Someone is going to be more likely to hear what your have to say if you start with something positive. No one wants to be attacked and insulted. Affirm the other person when they say or do something you agree with.
#2 Find common ground
Instead of highlighting all the differences in your opinion with someone, try to find areas you both care about. The reason people are so passionate about their opinions is because they care. Tell people you appreciate that they care so much. Most people care about family, friends, having a good job, vacations and living a good life. In our daily lives, we share more in common with one another than we realize.

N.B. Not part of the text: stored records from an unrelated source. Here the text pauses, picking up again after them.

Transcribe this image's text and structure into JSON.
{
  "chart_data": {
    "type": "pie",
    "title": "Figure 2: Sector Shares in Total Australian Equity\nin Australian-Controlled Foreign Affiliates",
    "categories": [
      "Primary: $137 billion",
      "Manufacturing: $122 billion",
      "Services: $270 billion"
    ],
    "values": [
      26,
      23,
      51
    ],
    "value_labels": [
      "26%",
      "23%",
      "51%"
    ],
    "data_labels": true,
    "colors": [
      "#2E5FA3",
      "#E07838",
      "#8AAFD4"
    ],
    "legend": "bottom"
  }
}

#3 Encourage someone who has changed their mind
If your whole goal is to try and change someone’s mind, then you need to believe they can do this. I feel like people aren’t given the room to change their mind when they are wrong. There’s this atmosphere of thinking once someone is wrong about something, they will always be wrong about something. Then when someone does change their mind or apologize, people don’t believe it is genuine or they are accused of flip-flopping.
I was once guilty of being skeptical about mental health issues and questioned the need to put so much money into addressing those issues. Then I had my own battle with depression and discovered many friends dealing with mental health challenges who couldn’t afford to pay for those services. I became much more educated about the complexity of mental health care and now I’m a huge proponent of mental health awareness. That was the main catalyst in starting this blog. If people judged me on my initial thoughts on mental health, then they would probably disqualify me from talking about it. However, what I say about mental health is more powerful because I had a change of heart.
# 4 Consider people’s feelings
One thing humans have in common is that we all have feelings. When you talk with someone you disagree with, think about how you would feel if they said the same thing to you. It seems obvious but sometimes we need this simple reminder. Better yet, ask someone how they are doing. Maybe they are going through a rough time or have a major event coming up. They may just need a listening ear at that moment and if you provide that, they are going to be more likely to listen to you.
Hating your so-called “enemies” will get you nowhere but loving them gives you a shot of actually making a difference. We all need to do our part to foster a better environment for healthy discussion and debate so we can create a better world today and for future generations.